How can I visualize hard disk space with millions of files?

Solution 1:

Assuming your OS is Windows...

Either way you slice it, tabulating millions of files is always going to take a long time and will be restricted by the I/O of the disk itself. I recommend TreeSize Professional. Or maybe SpaceObServer. You could give the freeware version of TreeSize a try as well.

Solution 2:

Definitely try WinDirStat: it gives a fantastic visualization of disk use by depicting each file as a rectangle drawn to scale, color coded by file type. Click on any item in the visualization and you'll see it in the directory tree.

The standard 32-bit build is limited to 10 million files and 2 GB RAM usage, but the source code will build successfully as a 64-bit application. The fact that the server in question has only 2GB of RAM may be problematic in this specific case, but most servers with such large numbers of files will have much more RAM.
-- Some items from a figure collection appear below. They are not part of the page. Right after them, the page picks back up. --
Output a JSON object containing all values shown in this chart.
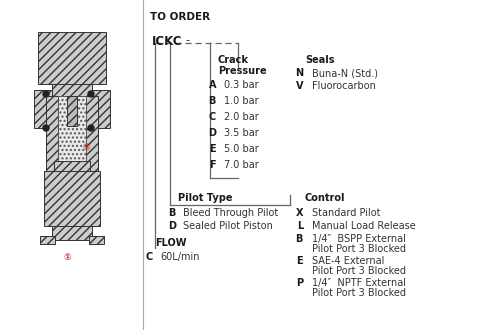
{
  "title": "TO ORDER",
  "code": "ICKC",
  "crack_pressure_header": [
    "Crack",
    "Pressure"
  ],
  "crack_pressure_items": [
    [
      "A",
      "0.3 bar"
    ],
    [
      "B",
      "1.0 bar"
    ],
    [
      "C",
      "2.0 bar"
    ],
    [
      "D",
      "3.5 bar"
    ],
    [
      "E",
      "5.0 bar"
    ],
    [
      "F",
      "7.0 bar"
    ]
  ],
  "seals_header": "Seals",
  "seals_items": [
    [
      "N",
      "Buna-N (Std.)"
    ],
    [
      "V",
      "Fluorocarbon"
    ]
  ],
  "pilot_type_header": "Pilot Type",
  "pilot_type_items": [
    [
      "B",
      "Bleed Through Pilot"
    ],
    [
      "D",
      "Sealed Pilot Piston"
    ]
  ],
  "control_header": "Control",
  "control_items": [
    [
      "X",
      "Standard Pilot",
      ""
    ],
    [
      "L",
      "Manual Load Release",
      ""
    ],
    [
      "B",
      "1/4″  BSPP External",
      "Pilot Port 3 Blocked"
    ],
    [
      "E",
      "SAE-4 External",
      "Pilot Port 3 Blocked"
    ],
    [
      "P",
      "1/4″  NPTF External",
      "Pilot Port 3 Blocked"
    ]
  ],
  "flow_header": "FLOW",
  "flow_items": [
    [
      "C",
      "60L/min"
    ]
  ],
  "line_color": "#666666",
  "bold_color": "#1a1a1a",
  "text_color": "#333333"
}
Edit #1: I regret to have discovered that, when tested on a 4TB volume containing millions of files, WinDirStat Portable crashed after indexing about 6.5 million files. It may not work for the original question if the drive contains 6+ million files.

Edit #2: Full version of WinDirStat crashes at 10 million files and 1.9GB used

Edit #3: I got in touch with the WinDirStat developers and: (1) they agree that this was caused by memory usage limitations of the x86 architecture, and (2) mentioned that it can be compiled as 64-bit without errors. More soon.
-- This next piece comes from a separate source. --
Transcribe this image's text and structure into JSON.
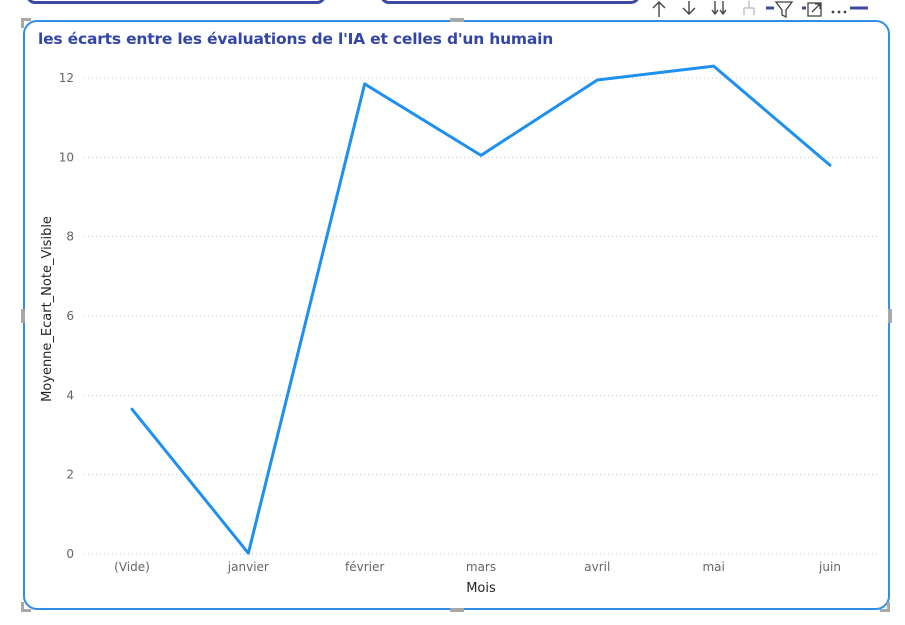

Edit #4: The test of a 64-bit build of WinDirStat was successful. In 44 minutes, it indexed 11.4 million files and consumed 2.7 GB of RAM.


Solution 3:

I regularly use FolderSizes on several 1TB drives with several million files with no problems.


Solution 4:

+1 for the TreeSize products, but...

Your sentence about "not cleaning enough space" makes me wonder: Could you have run out of NTFS MFT reserved space? If the filesystem grabs more MFT space than is initially allocated, it is not returned to regular filespace, and is not shown in defrag operations.
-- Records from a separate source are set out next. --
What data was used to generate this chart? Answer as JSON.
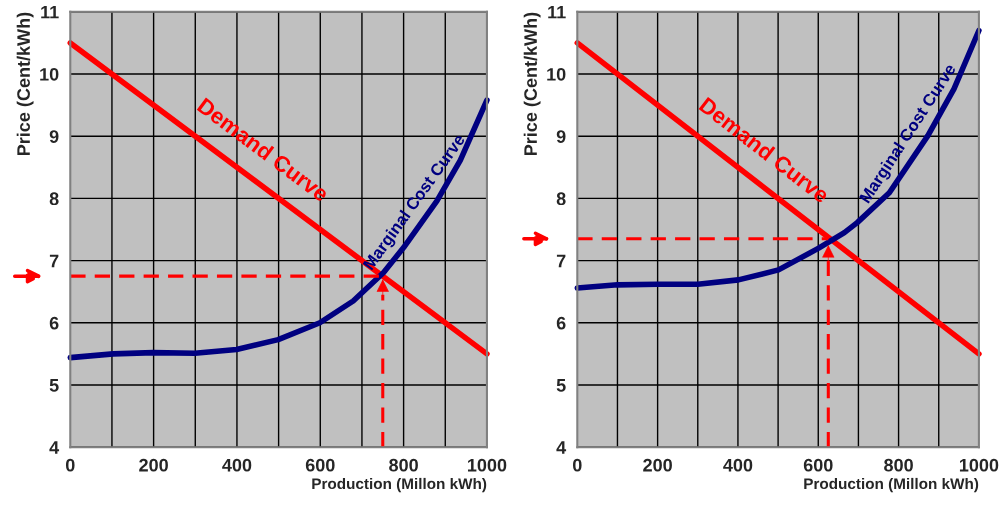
{
  "chart_data": [
    {
      "type": "line",
      "xlabel": "Production (Millon kWh)",
      "ylabel": "Price (Cent/kWh)",
      "xlim": [
        0,
        1000
      ],
      "ylim": [
        4,
        11
      ],
      "xticks": [
        0,
        {
          "value": 100,
          "label": null
        },
        200,
        {
          "value": 300,
          "label": null
        },
        400,
        {
          "value": 500,
          "label": null
        },
        600,
        {
          "value": 700,
          "label": null
        },
        800,
        {
          "value": 900,
          "label": null
        },
        1000
      ],
      "yticks": [
        4,
        5,
        6,
        7,
        8,
        9,
        10,
        11
      ],
      "grid": true,
      "legend": false,
      "series": [
        {
          "name": "Demand Curve",
          "color": "#ff0000",
          "x": [
            0,
            1000
          ],
          "values": [
            10.5,
            5.5
          ],
          "line_style": "solid"
        },
        {
          "name": "Marginal Cost Curve",
          "color": "#000080",
          "x": [
            0,
            103,
            199,
            299,
            399,
            499,
            599,
            679,
            752,
            800,
            880,
            936,
            1000
          ],
          "values": [
            5.44,
            5.5,
            5.52,
            5.51,
            5.57,
            5.73,
            6.0,
            6.35,
            6.81,
            7.21,
            7.96,
            8.61,
            9.58
          ],
          "line_style": "solid"
        },
        {
          "color": "#ff0000",
          "x": [
            0,
            750
          ],
          "values": [
            6.75,
            6.75
          ],
          "line_style": "dashed"
        },
        {
          "color": "#ff0000",
          "x": [
            750,
            750
          ],
          "values": [
            4,
            6.45
          ],
          "line_style": "dashed"
        }
      ]
    },
    {
      "type": "line",
      "xlabel": "Production (Millon kWh)",
      "ylabel": "Price (Cent/kWh)",
      "xlim": [
        0,
        1000
      ],
      "ylim": [
        4,
        11
      ],
      "xticks": [
        0,
        {
          "value": 100,
          "label": null
        },
        200,
        {
          "value": 300,
          "label": null
        },
        400,
        {
          "value": 500,
          "label": null
        },
        600,
        {
          "value": 700,
          "label": null
        },
        800,
        {
          "value": 900,
          "label": null
        },
        1000
      ],
      "yticks": [
        4,
        5,
        6,
        7,
        8,
        9,
        10,
        11
      ],
      "grid": true,
      "legend": false,
      "series": [
        {
          "name": "Demand Curve",
          "color": "#ff0000",
          "x": [
            0,
            1000
          ],
          "values": [
            10.5,
            5.5
          ],
          "line_style": "solid"
        },
        {
          "name": "Marginal Cost Curve",
          "color": "#000080",
          "x": [
            0,
            100,
            200,
            300,
            401,
            501,
            601,
            665,
            697,
            777,
            873,
            938,
            1000
          ],
          "values": [
            6.56,
            6.61,
            6.62,
            6.62,
            6.69,
            6.85,
            7.2,
            7.45,
            7.61,
            8.09,
            9.01,
            9.76,
            10.7
          ],
          "line_style": "solid"
        },
        {
          "color": "#ff0000",
          "x": [
            0,
            625
          ],
          "values": [
            7.35,
            7.35
          ],
          "line_style": "dashed"
        },
        {
          "color": "#ff0000",
          "x": [
            625,
            625
          ],
          "values": [
            4,
            7.0
          ],
          "line_style": "dashed"
        }
      ]
    }
  ]
}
http://support.microsoft.com/kb/174619

"Volumes with a small number of relatively large files exhaust the unreserved space first, while volumes with a large number of relatively small files exhaust the MFT zone space first. In either case, fragmentation of the MFT starts to take place when one region or the other becomes full. If the unreserved space becomes full, space for user files and directories starts to be allocated from the MFT zone competing with the MFT for allocation. If the MFT zone becomes full, space for new MFT entries is allocated from the remainder of the disk, again competing with other files. "


Solution 5:

  1. cd \
  2. dir /s > out.txt
  3. poof! Magic happens; or a perl hacker shows up
  4. Results!

Seriously. I've done this with 5 or 6 million files; not sure exactly what you're looking for but a good scripting language will eat this up.